Cloud

Lifecycle hooks for production Terraform: prevent_destroy and ignore_changes

Lifecycle hooks are the part of Terraform that looks trivial in the docs and saves you from a six-figure outage in practice. Here's how prevent_destroy and ignore_changes actually get used in production, what to put them on, what not to, and the operations cost of getting it right.

Sid Smith

26 Mar 2024 • 7 min read

Every Terraform-in-production conversation eventually arrives at the same uncomfortable moment. Somebody runs terraform apply against an environment that has been running for two years, and the plan output proposes to destroy and recreate a resource that the entire business is sitting on top of.

The lifecycle block is the language feature that exists to prevent that moment from becoming an outage.

I’ve been writing variations of the same lifecycle { ... } snippet into customer demos for the last several months (same three patterns, slightly different resource types) and at some point you start to notice that the three patterns are doing very different jobs, and that most people use them interchangeably.

This is the piece I want to write about the difference.

The three blocks that actually matter

There are four arguments inside a lifecycle block in current Terraform: create_before_destroy, prevent_destroy, ignore_changes, and replace_triggered_by. The first and the last are useful in specific situations and I’ll get to them.
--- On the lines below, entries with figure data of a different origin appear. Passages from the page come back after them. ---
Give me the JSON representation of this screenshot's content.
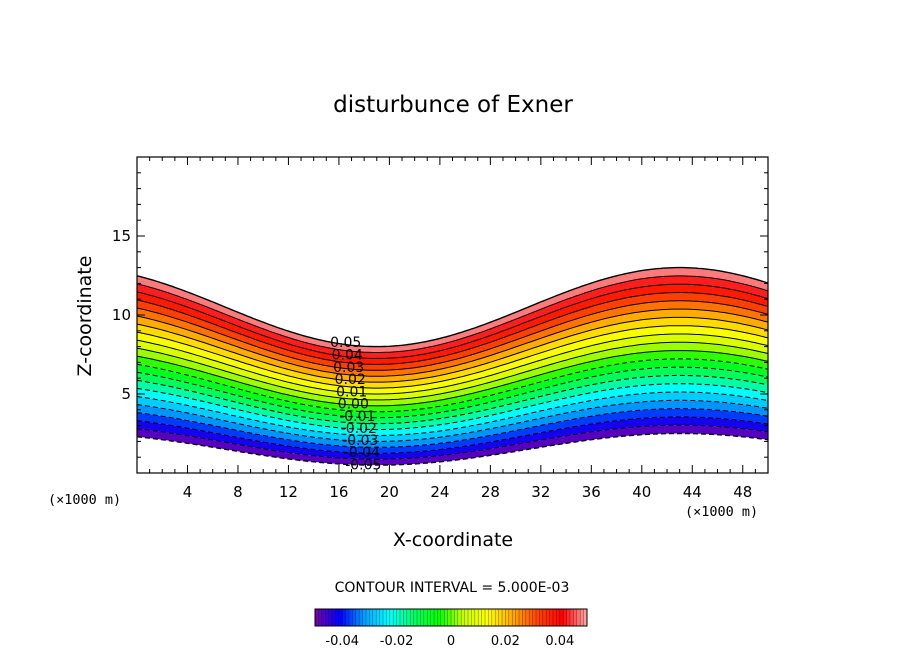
{
  "chart_data": {
    "type": "contour",
    "title": "disturbunce of Exner",
    "xlabel": "X-coordinate",
    "ylabel": "Z-coordinate",
    "x_unit_label": "(×1000 m)",
    "xlim": [
      0,
      50
    ],
    "ylim": [
      0,
      20
    ],
    "x_ticks": [
      4,
      8,
      12,
      16,
      20,
      24,
      28,
      32,
      36,
      40,
      44,
      48
    ],
    "y_ticks": [
      5,
      10,
      15
    ],
    "contour_interval_label": "CONTOUR INTERVAL = 5.000E-03",
    "contour_interval": 0.005,
    "levels": [
      -0.05,
      -0.045,
      -0.04,
      -0.035,
      -0.03,
      -0.025,
      -0.02,
      -0.015,
      -0.01,
      -0.005,
      0.0,
      0.005,
      0.01,
      0.015,
      0.02,
      0.025,
      0.03,
      0.035,
      0.04,
      0.045,
      0.05
    ],
    "negative_lines": "dashed",
    "contour_labels": [
      "0.05",
      "0.04",
      "0.03",
      "0.02",
      "0.01",
      "0.00",
      "-0.01",
      "-0.02",
      "-0.03",
      "-0.04",
      "-0.05"
    ],
    "field": {
      "bottom_z_min": 0.5,
      "bottom_z_max": 2.5,
      "top_z_min": 8.0,
      "top_z_max": 13.0,
      "top_z_at_x0": 11.5,
      "crest_x": 43,
      "trough_x": 19
    },
    "colorbar": {
      "ticks": [
        -0.04,
        -0.02,
        0,
        0.02,
        0.04
      ],
      "tick_labels": [
        "-0.04",
        "-0.02",
        "0",
        "0.02",
        "0.04"
      ],
      "range": [
        -0.05,
        0.05
      ]
    },
    "colormap": [
      "#7a00a8",
      "#0000ff",
      "#00a0ff",
      "#00ffff",
      "#00ff66",
      "#00ff00",
      "#c8ff00",
      "#ffff00",
      "#ffaa00",
      "#ff4400",
      "#ff0000",
      "#ffaaaa"
    ]
  }
}
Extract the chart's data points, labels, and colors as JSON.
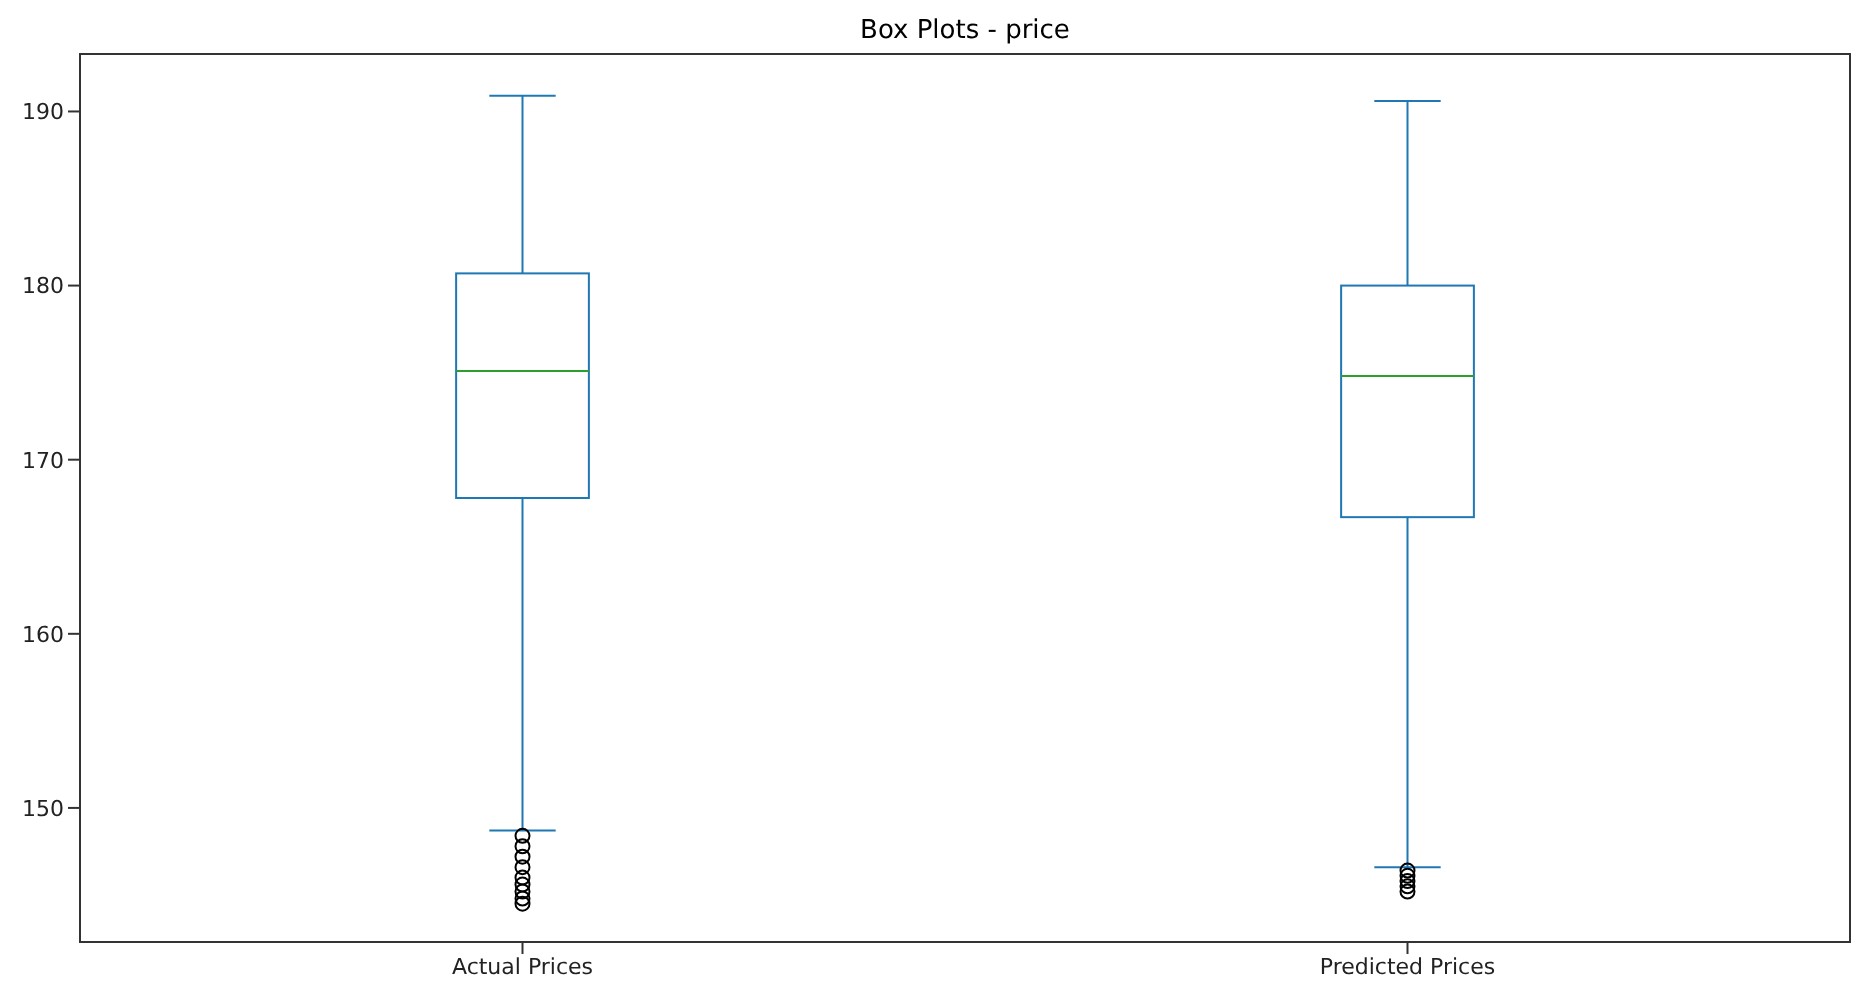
{
  "chart_data": {
    "type": "box",
    "title": "Box Plots - price",
    "categories": [
      "Actual Prices",
      "Predicted Prices"
    ],
    "color": "#1f77b4",
    "boxes": [
      {
        "low": 148.7,
        "q1": 167.8,
        "median": 175.1,
        "q3": 180.7,
        "high": 190.9,
        "outliers": [
          148.4,
          147.8,
          147.2,
          146.6,
          146.0,
          145.6,
          145.2,
          144.8,
          144.5
        ]
      },
      {
        "low": 146.6,
        "q1": 166.7,
        "median": 174.8,
        "q3": 180.0,
        "high": 190.6,
        "outliers": [
          146.4,
          146.1,
          145.8,
          145.5,
          145.2
        ]
      }
    ],
    "ylim": [
      142.3,
      193.3
    ],
    "yticks": [
      150,
      160,
      170,
      180,
      190
    ]
  }
}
The middle two are the ones you reach for almost every week, and they are also the two that get used wrong most often.

Concrete examples first, from the acme-aws-prod module I run on demos:

On the IAM role that the GitHub Actions runner assumes via OIDC:

resource "aws_iam_role" "ci_deploy" {
  name = "acme-prod-ci-deploy"
  # ... assume_role_policy, etc.

  lifecycle {
    prevent_destroy = true
  }
}

On the security group that protects the application tier:

resource "aws_security_group" "app_tier" {
  name   = "acme-prod-app-tier"
  vpc_id = aws_vpc.main.id
  # ... ingress, egress, etc.

  lifecycle {
    ignore_changes = [revoke_rules_on_delete, timeouts]
  }
}

And on a Lambda function that ships behind an API Gateway:

resource "aws_lambda_function" "api_handler" {
  function_name = "acme-prod-api-handler"
  # ... role, handler, runtime, etc.

  lifecycle {
    ignore_changes = [publish, timeouts]
  }
}

Three different blocks, three different jobs. Worth taking them one at a time.

prevent_destroy, the seatbelt for the things you can’t replace

prevent_destroy = true does exactly what the name says. If a plan ever proposes to destroy this resource (for any reason, including a downstream change you didn’t expect) Terraform refuses to even produce the plan. It errors out. You cannot apply your way through it. You have to go back to the code, remove the lifecycle block, and try again.

That sounds annoying, and it is, and it is the entire point.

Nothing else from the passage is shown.